Si tu en as marre de cette injonction floue qui te laisse sur le carreau, cet article est pour toi. On va décortiquer ensemble ce que ça veut VRAIMENT dire « manger anti-inflammatoire », sans te filer une liste d’interdits longue comme le bras, et surtout, avec des actions concrètes que tu peux mettre en place dès maintenant.
Ce que ton médecin voulait te dire (mais n’a pas eu le temps d’expliquer)
Déjà, remettons les choses à plat : quand on te dit « mange anti-inflammatoire », on ne te parle pas d’un aliment magique qui va éteindre l’inflammation comme tu éteins une bougie.
La science est claire là-dessus : c’est ton alimentation globale, sur la durée, qui peut influencer ton niveau d’inflammation chronique — pas le fait que tu aies mangé du curcuma hier ou évité le gluten cette semaine.
Les chercheurs ne parlent pas d’aliments miracles isolés. Ils parlent de patrons alimentaires — autrement dit, la façon dont tu manges dans l’ensemble, répétée jour après jour, semaine après semaine.
Et là, les études montrent que certains modes d’alimentation (notamment le régime méditerranéen et les alimentations à dominante végétale) font baisser des marqueurs d’inflammation dans le sang (CRP, IL-6, TNF-α si tu veux les noms barbares) et réduisent le risque de maladies chroniques.

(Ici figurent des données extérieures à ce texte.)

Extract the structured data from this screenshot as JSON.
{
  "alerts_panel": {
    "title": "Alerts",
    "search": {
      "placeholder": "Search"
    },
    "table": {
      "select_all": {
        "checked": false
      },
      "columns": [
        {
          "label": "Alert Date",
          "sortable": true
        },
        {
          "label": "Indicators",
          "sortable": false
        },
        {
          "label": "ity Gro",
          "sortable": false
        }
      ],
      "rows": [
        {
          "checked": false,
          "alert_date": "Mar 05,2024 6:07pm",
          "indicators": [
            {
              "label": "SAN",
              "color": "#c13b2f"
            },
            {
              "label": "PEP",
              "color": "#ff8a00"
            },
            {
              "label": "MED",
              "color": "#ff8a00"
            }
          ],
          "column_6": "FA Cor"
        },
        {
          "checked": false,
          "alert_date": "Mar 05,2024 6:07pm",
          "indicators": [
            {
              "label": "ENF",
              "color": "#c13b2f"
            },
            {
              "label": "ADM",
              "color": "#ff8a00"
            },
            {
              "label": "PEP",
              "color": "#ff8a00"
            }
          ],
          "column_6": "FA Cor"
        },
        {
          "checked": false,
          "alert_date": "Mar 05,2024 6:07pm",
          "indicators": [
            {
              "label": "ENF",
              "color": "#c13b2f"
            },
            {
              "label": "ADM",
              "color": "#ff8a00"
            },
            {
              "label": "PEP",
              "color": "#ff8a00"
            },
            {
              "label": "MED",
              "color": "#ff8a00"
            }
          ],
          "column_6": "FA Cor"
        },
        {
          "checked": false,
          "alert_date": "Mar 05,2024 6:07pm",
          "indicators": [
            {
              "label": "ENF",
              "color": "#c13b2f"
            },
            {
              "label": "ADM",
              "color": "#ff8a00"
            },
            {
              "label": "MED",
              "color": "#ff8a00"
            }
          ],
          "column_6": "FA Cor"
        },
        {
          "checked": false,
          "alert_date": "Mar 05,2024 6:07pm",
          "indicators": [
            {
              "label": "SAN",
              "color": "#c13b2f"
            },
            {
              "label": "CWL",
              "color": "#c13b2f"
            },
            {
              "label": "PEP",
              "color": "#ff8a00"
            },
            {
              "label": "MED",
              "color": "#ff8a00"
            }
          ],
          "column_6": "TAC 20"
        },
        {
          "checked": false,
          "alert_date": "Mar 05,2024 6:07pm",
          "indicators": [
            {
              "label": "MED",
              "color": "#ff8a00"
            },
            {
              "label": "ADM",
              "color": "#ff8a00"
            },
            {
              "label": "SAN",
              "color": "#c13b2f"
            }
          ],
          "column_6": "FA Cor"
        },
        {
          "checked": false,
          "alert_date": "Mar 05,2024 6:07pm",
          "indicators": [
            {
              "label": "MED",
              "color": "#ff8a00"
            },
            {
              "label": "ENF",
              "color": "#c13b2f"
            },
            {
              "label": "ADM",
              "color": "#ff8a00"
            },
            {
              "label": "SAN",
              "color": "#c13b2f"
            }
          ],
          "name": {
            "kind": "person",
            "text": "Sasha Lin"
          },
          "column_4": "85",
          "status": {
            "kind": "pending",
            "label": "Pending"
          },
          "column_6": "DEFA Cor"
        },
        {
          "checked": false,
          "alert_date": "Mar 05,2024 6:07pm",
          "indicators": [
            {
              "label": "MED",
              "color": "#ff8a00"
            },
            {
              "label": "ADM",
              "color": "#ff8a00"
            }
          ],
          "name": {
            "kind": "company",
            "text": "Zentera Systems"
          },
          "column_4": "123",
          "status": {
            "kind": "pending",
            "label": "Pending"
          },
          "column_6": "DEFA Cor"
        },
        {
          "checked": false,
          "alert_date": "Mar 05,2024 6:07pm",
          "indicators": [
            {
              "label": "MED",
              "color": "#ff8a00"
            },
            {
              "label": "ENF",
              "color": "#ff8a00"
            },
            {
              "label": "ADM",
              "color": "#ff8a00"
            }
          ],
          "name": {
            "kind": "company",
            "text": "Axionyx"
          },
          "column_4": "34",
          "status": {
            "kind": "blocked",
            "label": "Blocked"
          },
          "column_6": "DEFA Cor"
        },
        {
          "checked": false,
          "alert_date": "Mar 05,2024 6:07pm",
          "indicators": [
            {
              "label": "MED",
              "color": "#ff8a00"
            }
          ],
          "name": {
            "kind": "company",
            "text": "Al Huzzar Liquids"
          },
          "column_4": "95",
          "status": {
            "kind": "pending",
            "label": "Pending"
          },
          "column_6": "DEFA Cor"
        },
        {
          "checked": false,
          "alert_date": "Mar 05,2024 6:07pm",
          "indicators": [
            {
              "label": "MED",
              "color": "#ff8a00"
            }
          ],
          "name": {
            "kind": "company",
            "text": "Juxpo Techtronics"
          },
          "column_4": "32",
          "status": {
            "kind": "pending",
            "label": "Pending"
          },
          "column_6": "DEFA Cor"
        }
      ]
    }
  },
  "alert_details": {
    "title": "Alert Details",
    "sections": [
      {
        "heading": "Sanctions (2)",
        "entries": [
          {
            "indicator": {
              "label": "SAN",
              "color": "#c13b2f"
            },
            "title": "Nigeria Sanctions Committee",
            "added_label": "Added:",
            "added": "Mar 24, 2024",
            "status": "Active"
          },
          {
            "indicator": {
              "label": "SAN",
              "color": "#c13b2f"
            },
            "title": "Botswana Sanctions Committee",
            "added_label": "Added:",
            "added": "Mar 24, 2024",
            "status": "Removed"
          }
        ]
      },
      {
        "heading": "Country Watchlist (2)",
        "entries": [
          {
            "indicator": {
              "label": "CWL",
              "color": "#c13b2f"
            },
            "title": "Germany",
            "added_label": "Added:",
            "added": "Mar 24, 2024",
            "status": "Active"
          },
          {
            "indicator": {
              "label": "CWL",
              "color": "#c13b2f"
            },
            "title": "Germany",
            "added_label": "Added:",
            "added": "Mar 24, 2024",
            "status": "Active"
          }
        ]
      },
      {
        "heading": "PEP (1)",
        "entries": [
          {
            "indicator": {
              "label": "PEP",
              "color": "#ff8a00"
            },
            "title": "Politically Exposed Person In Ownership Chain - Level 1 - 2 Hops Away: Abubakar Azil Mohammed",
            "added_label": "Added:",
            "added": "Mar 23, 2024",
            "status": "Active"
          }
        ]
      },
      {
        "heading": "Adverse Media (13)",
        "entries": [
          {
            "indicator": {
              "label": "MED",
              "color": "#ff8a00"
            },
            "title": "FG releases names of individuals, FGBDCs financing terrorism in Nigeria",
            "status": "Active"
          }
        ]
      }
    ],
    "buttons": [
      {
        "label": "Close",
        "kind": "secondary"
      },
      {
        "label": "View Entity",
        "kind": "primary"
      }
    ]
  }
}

Traduction en français normal : manger d’une certaine façon, régulièrement, peut aider ton corps à être moins en mode « feu de forêt permanent » et plus en mode « tout va bien, on gère ».
Pour toi qui vis avec l’endométriose, le SOPK ou la fibromyalgie — trois pathologies où l’inflammation chronique joue un rôle de premier plan — ça peut faire la différence sur tes symptômes, ton énergie, et ta qualité de vie au quotidien.
Mais attention : on ne te promet pas la lune. On ne te dit pas que ça va « guérir » ta pathologie. On te dit que ça peut devenir un levier parmi d’autres pour mieux vivre avec.
Les grands principes (sans te sortir un tableau Excel)
Bon, concrètement, c’est quoi cette fameuse alimentation anti-inflammatoire ?
Si tu lis toutes les études sur le sujet, tu vas voir que ça converge vers quelques principes super simples. Pas de protocole militaire. Pas de liste d’aliments interdits gravée dans le marbre.
Juste des grandes tendances qui ressortent encore et encore.
Ce qui a plutôt tendance à calmer l’inflammation
Les végétaux entiers
Fruits (surtout les baies, mais tous les fruits comptent), légumes (en particulier les feuilles vertes et les crucifères comme le brocoli, le chou-fleur), légumineuses (lentilles, pois chiches, haricots rouges…), céréales complètes (avoine, quinoa, riz complet, pain complet).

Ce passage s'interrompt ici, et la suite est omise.